- 2014/03/03
- 相続ワンポイント vol.21 : 保険契約に関する権利
相続にともなって保険金が支払われた場合には、その保険金について相続税の課税対象となりますが、亡くなった方が契約していた保険契約のうち、保険金が支払われないものについては、「保険契約に関する権利」として、相続税の対象となります。
- 生命保険契約に関する権利とは
- 生命保険契約に関する権利とは、その契約に関する権利を取得した時において、保険事故が発生していないものに関する権利をいいます。
- 具体例
- ①保険契約の締結
Aが、保険会社との間に、Aさんの妻であるBさんを被保険者とする生命保険契約を締結し、子供のCさんを保険金受取人に指定していたとします。
Aさん・・・父
Bさん・・・母
Cさん・・・子ども
②生命保険契約に関する権利の相続
ある日、Bさんより先にAさんが亡くなりました。
このとき、被保険者であるBさんに保険事故(相続)は起きていないため、まだ保険金は支払われません。
この場合、Aさんの相続人であるBさんとCさんは、被保険者であるBさんに保険事故があった時にCさんが保険金を受取るという権利(保険契約に関する権利)を相続します。これを保険契約に関する権利といい、相続税の対象となります。
なお、Aさんより先に、Bさんが亡くなった場合は、保険事故が発生しているため、Cさんに対する保険金の支払いが発生します。この場合、Cさんが保険会社から受け取った保険金は、AさんからCさんへの贈与があったとして、贈与税の対象となります。

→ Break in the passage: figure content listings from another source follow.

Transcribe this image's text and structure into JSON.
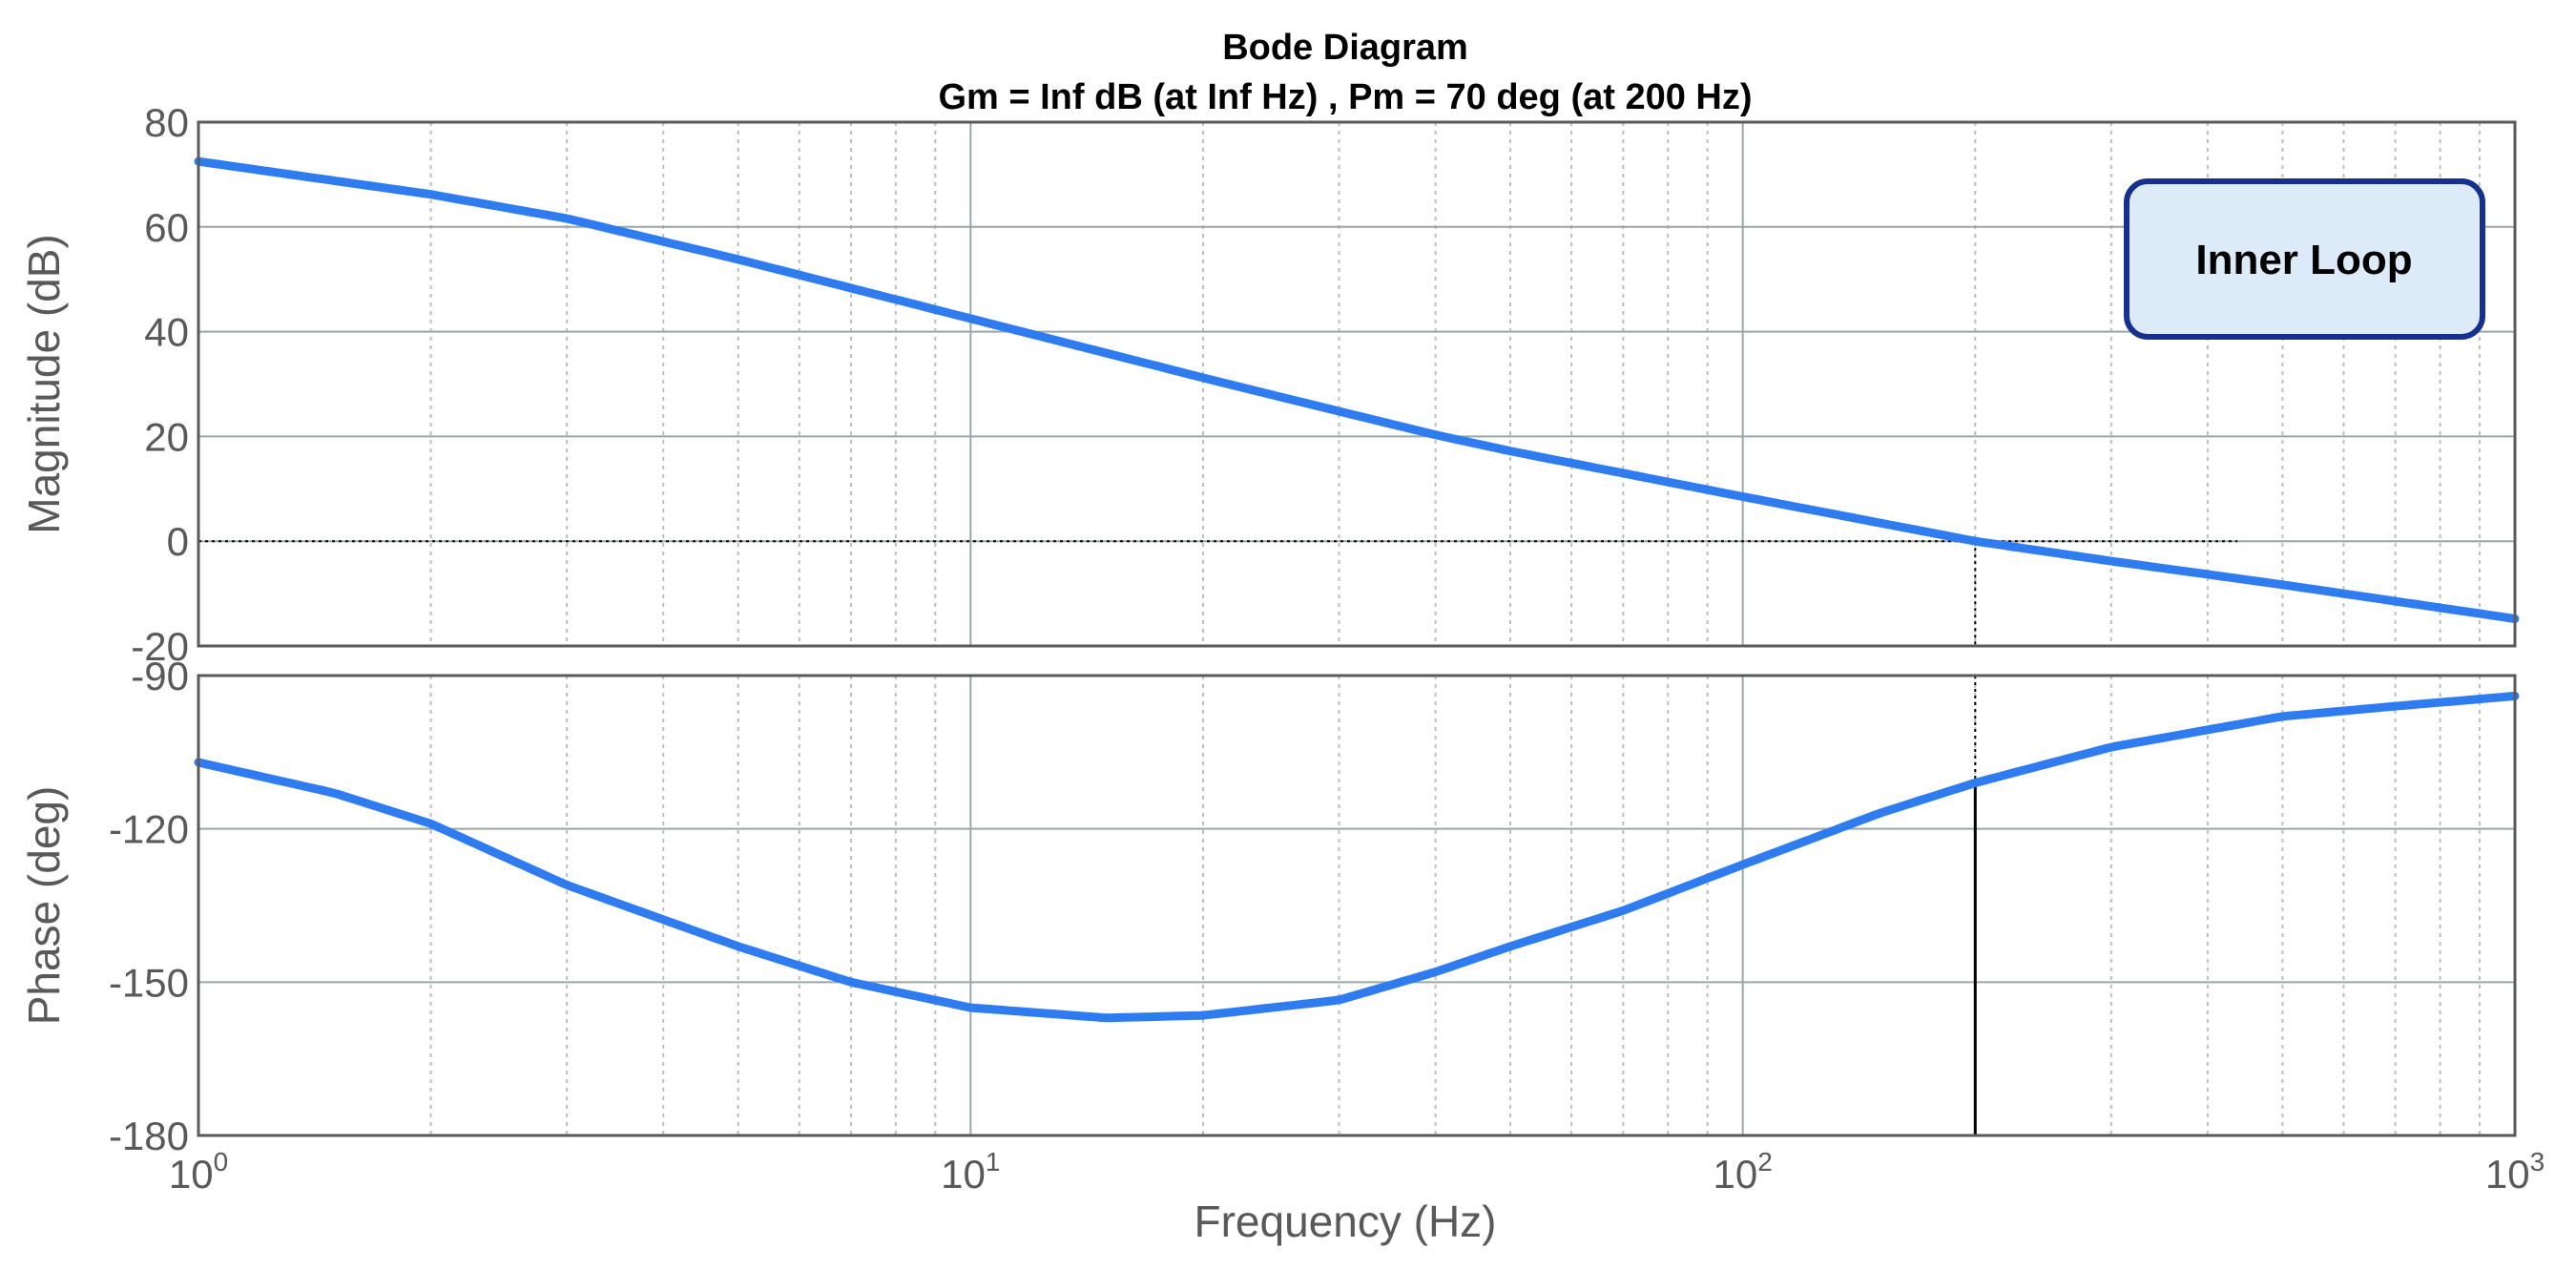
{
  "chart_data": {
    "type": "line",
    "title": "Bode Diagram",
    "subtitle": "Gm = Inf dB (at Inf Hz) ,  Pm = 70 deg (at 200 Hz)",
    "xlabel": "Frequency  (Hz)",
    "xscale": "log",
    "xlim": [
      1,
      1000
    ],
    "x_ticks": [
      {
        "base": "10",
        "exp": "0",
        "value": 1
      },
      {
        "base": "10",
        "exp": "1",
        "value": 10
      },
      {
        "base": "10",
        "exp": "2",
        "value": 100
      },
      {
        "base": "10",
        "exp": "3",
        "value": 1000
      }
    ],
    "crossover_hz": 200,
    "legend_text": "Inner Loop",
    "legend_placement": "top-right",
    "series_color": "#2f7cf0",
    "grid": true,
    "magnitude": {
      "ylabel": "Magnitude (dB)",
      "ylim": [
        -20,
        80
      ],
      "yticks": [
        "80",
        "60",
        "40",
        "20",
        "0",
        "-20"
      ],
      "ytick_values": [
        80,
        60,
        40,
        20,
        0,
        -20
      ],
      "x": [
        1,
        2,
        3,
        5,
        10,
        20,
        30,
        40,
        50,
        100,
        200,
        300,
        500,
        1000
      ],
      "values": [
        72.5,
        66.2,
        61.6,
        53.8,
        42.5,
        31.2,
        24.8,
        20.3,
        17.2,
        8.5,
        0,
        -3.8,
        -8.3,
        -14.8
      ]
    },
    "phase": {
      "ylabel": "Phase (deg)",
      "ylim": [
        -180,
        -90
      ],
      "yticks": [
        "-90",
        "-120",
        "-150",
        "-180"
      ],
      "ytick_values": [
        -90,
        -120,
        -150,
        -180
      ],
      "x": [
        1,
        1.5,
        2,
        3,
        5,
        7,
        10,
        15,
        20,
        30,
        40,
        50,
        70,
        100,
        150,
        200,
        300,
        500,
        700,
        1000
      ],
      "values": [
        -107,
        -113,
        -119,
        -131,
        -143,
        -150,
        -155,
        -157,
        -156.5,
        -153.5,
        -148,
        -143,
        -136,
        -127,
        -117,
        -111,
        -104,
        -98,
        -96,
        -94
      ]
    }
  }
}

これは、生命保険契約に関する権利とは別物ですので、区別する必要があります。
- 生命保険契約に関する権利の評価
- 生命保険契約に関する権利の評価は、その保険契約を解約するとした場合に支払われることとなる解約返戻金の額によって評価します。
具体的には、保険会社に相続日時点での解約返戻金額を問合せます。
なお、解約返戻金のほかに支払われることとなる前納保険料の金額、剰余金の分配額等がある場合にはこれらの金額を加算し、解約返戻金の額について源泉徴収されるべき所得税の額に相当する金額がある場合には減算した金額によって評価します。